Rest and Summit Prep
September 23
Today is the first of our rest days prior to the summit
push. I slept great and woke at sunrise
ready for the day. The mountain was
noisy last night with a few big avalanches, and one seemed to last for quite a
while. Like everywhere in the world, it’s
getting warmer here as evidenced by the high elevation rain we’ve experienced
versus the normal snow that should be falling.
After extracting myself from the warm tent, I was greeted by a nice morning view. It was just after sunrise and the air was filled with juniper smoke from at least a half dozen puja altar fires. This usually means the team has climbers on the mountain or are planning to go up today. The early mornings are my favorite times in Base Camp because it’s quiet and I can watch and listen to the individual camps beginning to wake up.
Our two Sherpa lead guides, Tendi and Pasang were outside also, and they became interested in some avalanche activity across the glacier from Base Camp. There was one area in particular with minor activity and we all assumed this was the source of last nights rumbling. Watching for a while, we realized how unstable this hanging glacier was and began recording the activity. The video below shows the third and by far the biggest section of glacier to fall. Keep in mind that the elevation of that ice is at least 2,000 feet above us, so the scale is quite impressive.
Last night we had a special dinner called chicken sizzler. It’s a tradition on each expedition to have this meal at least once. Think of a flaming fajita platter with chicken, spaghetti and vegetables on it.

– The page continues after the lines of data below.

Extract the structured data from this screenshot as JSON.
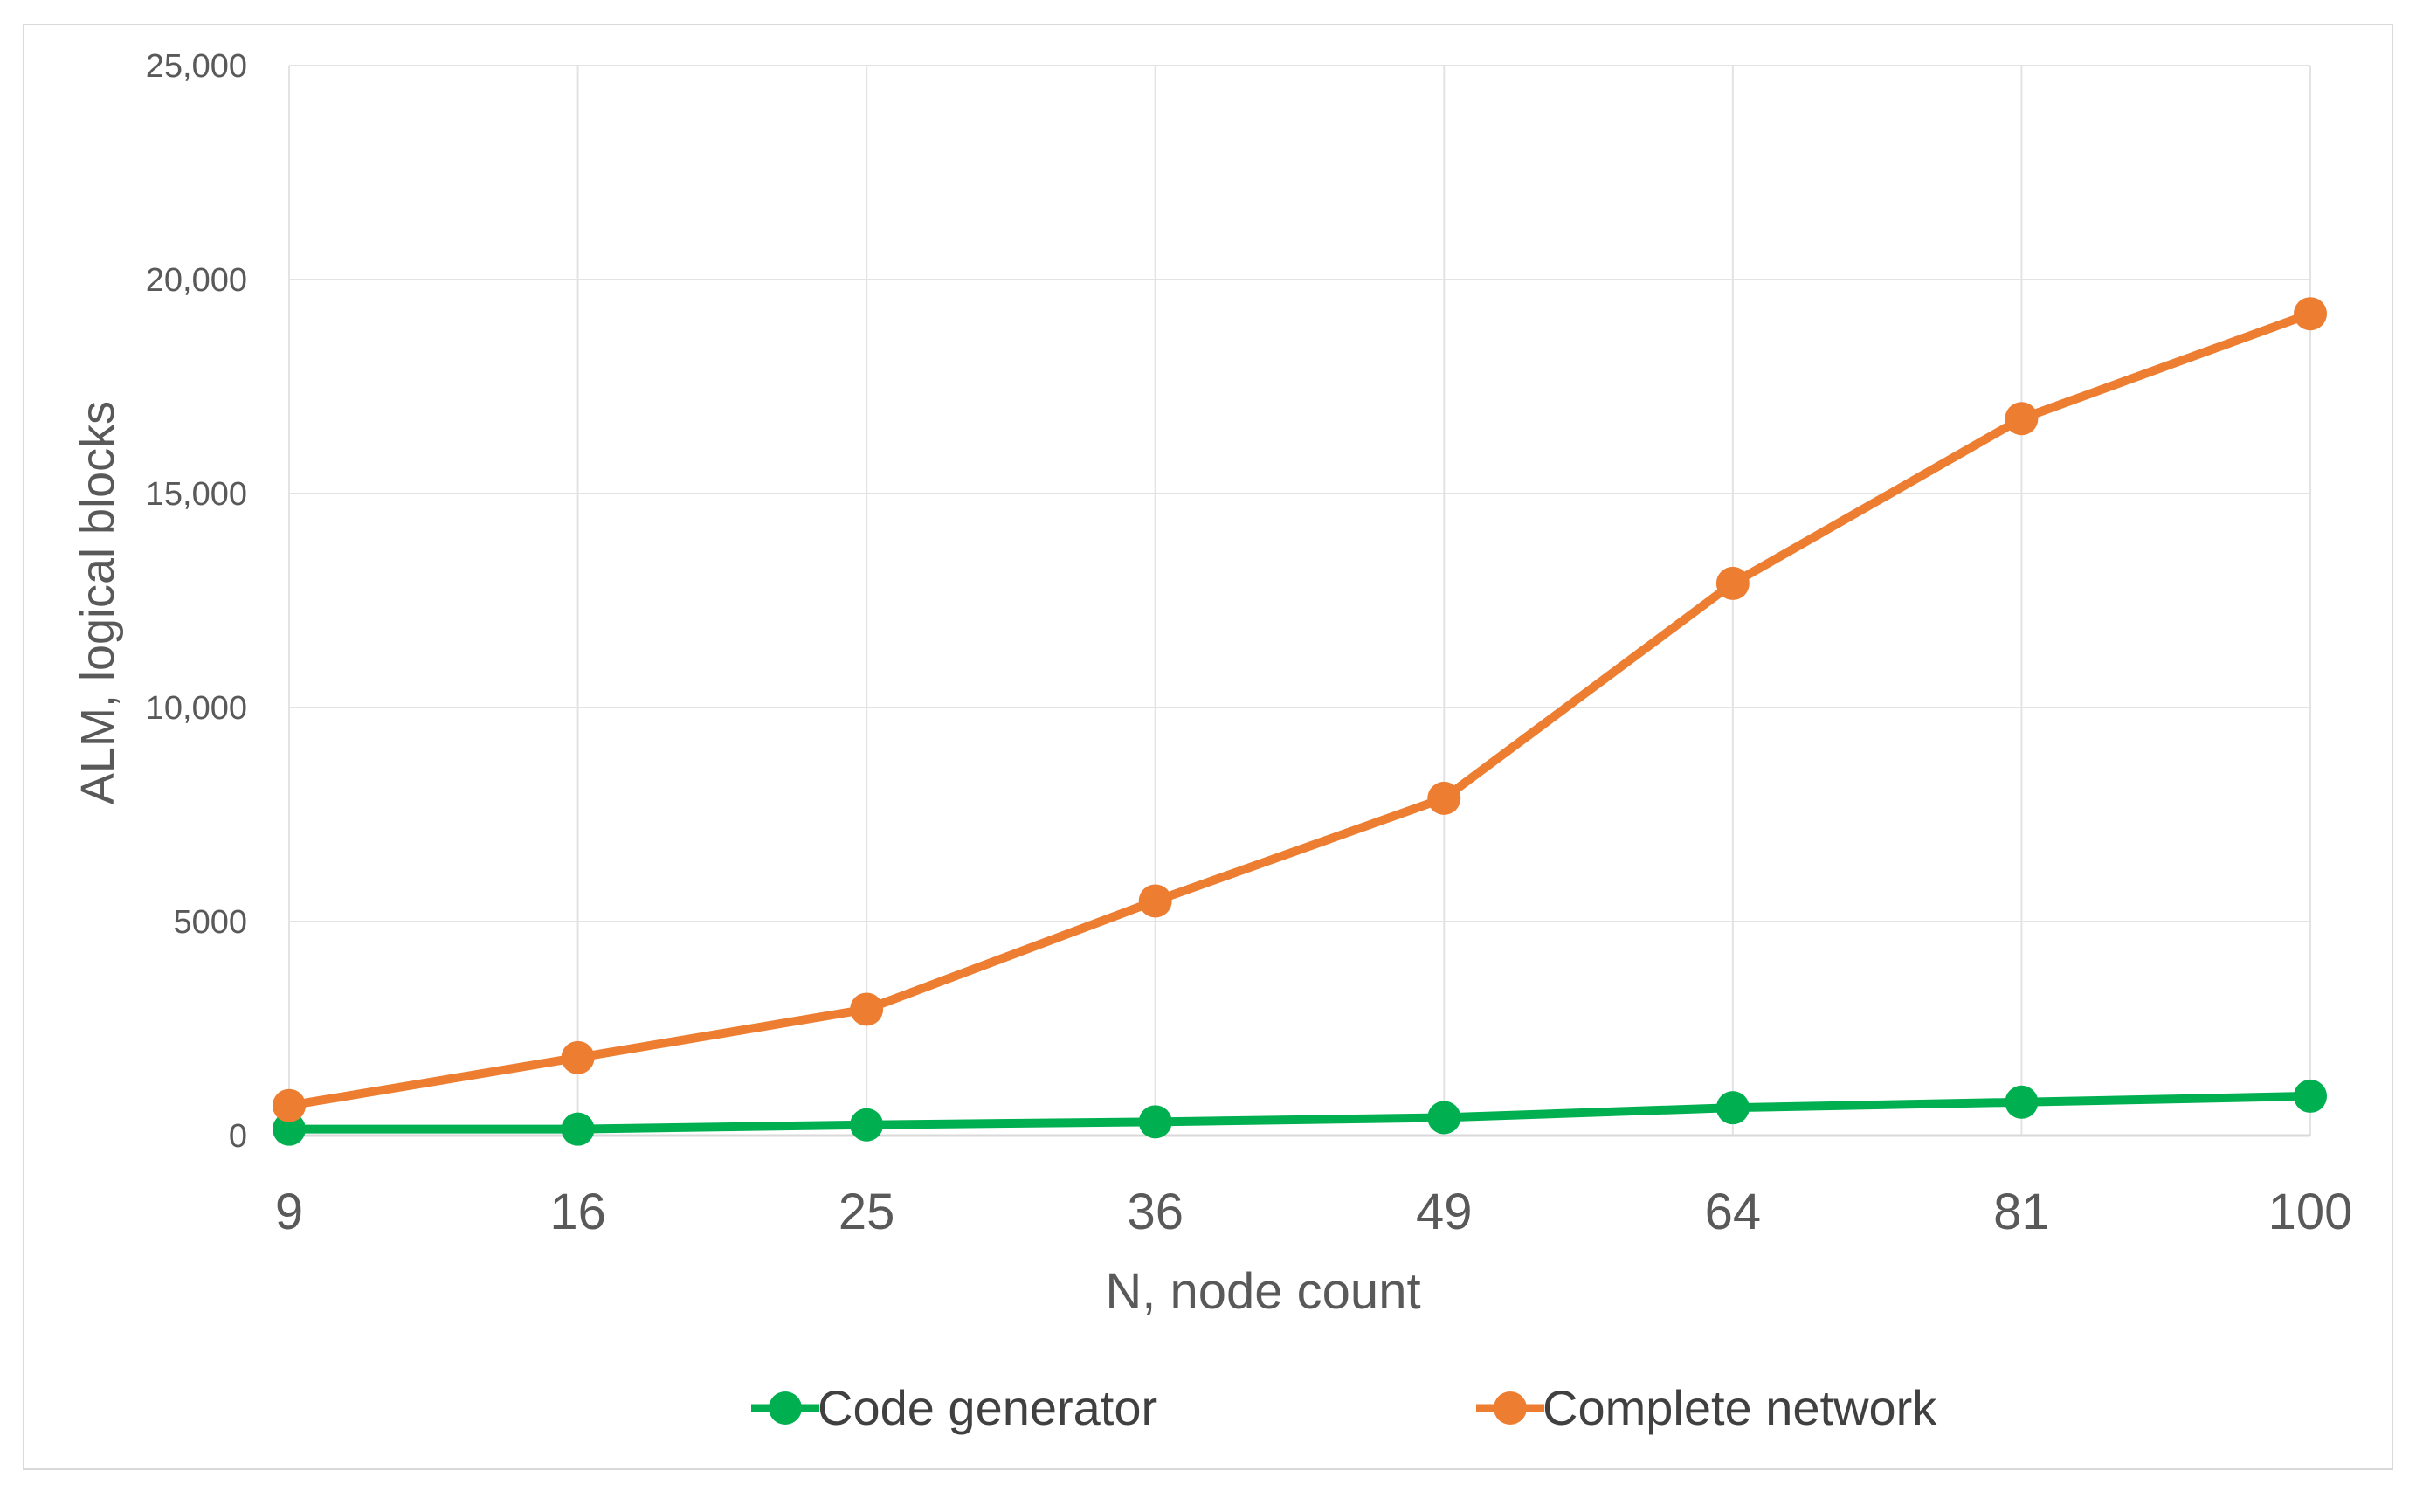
{
  "chart_data": {
    "type": "line",
    "title": "",
    "xlabel": "N, node count",
    "ylabel": "ALM, logical blocks",
    "categories": [
      "9",
      "16",
      "25",
      "36",
      "49",
      "64",
      "81",
      "100"
    ],
    "ylim": [
      0,
      25000
    ],
    "yticks": [
      0,
      5000,
      10000,
      15000,
      20000,
      25000
    ],
    "ytick_labels": [
      "0",
      "5000",
      "10,000",
      "15,000",
      "20,000",
      "25,000"
    ],
    "grid": true,
    "legend_position": "bottom",
    "series": [
      {
        "name": "Code generator",
        "color": "#00b050",
        "values": [
          150,
          150,
          250,
          320,
          420,
          650,
          780,
          920
        ]
      },
      {
        "name": "Complete network",
        "color": "#ed7d31",
        "values": [
          700,
          1820,
          2950,
          5480,
          7880,
          12900,
          16750,
          19200
        ]
      }
    ]
  }
}
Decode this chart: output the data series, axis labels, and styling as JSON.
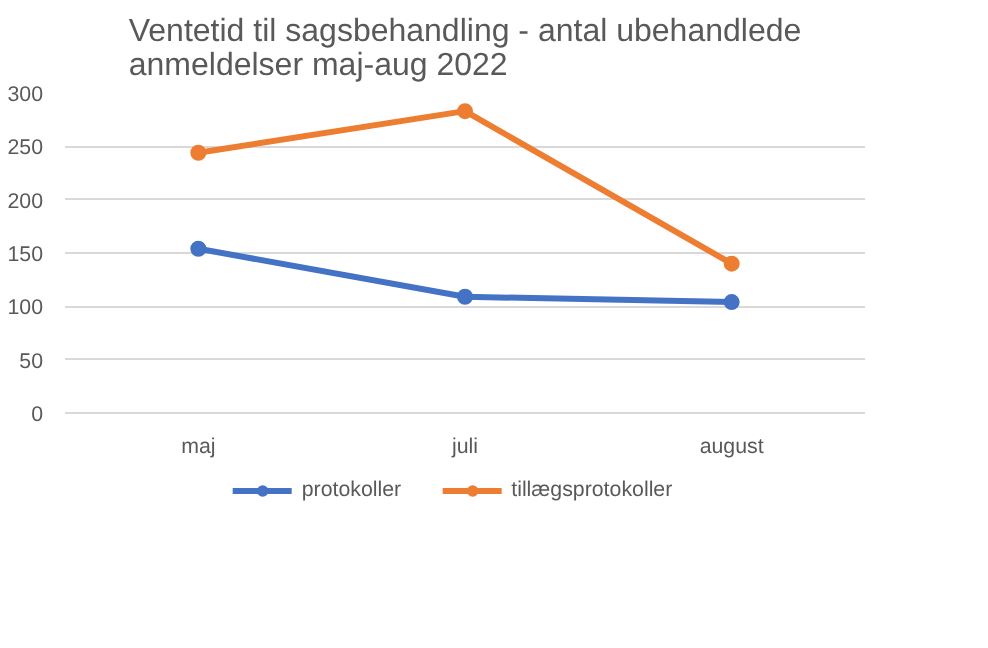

After dinner, we have a summit prep conversation to begin
our focus on the remaining leg of our journey to the top of Mt. Manaslu. Based on the weather forecast, it looks like
our most promising summit day will be September 30th. This means that we will have two more rest days
and then leave Base Camp on the morning of the 26th heading up to
Camp 1. The plan is to sleep at Camps
1-4, gradually gaining elevation without burning ourselves out. After reaching the summit, we will most
likely descend to at least Camp 2 or maybe even Base Camp if we’re not too
tired. The remaining climbers on our
team are strong and we all maintain roughly the same pace so it’s likely that
we will be climbing together all the way to the summit and back.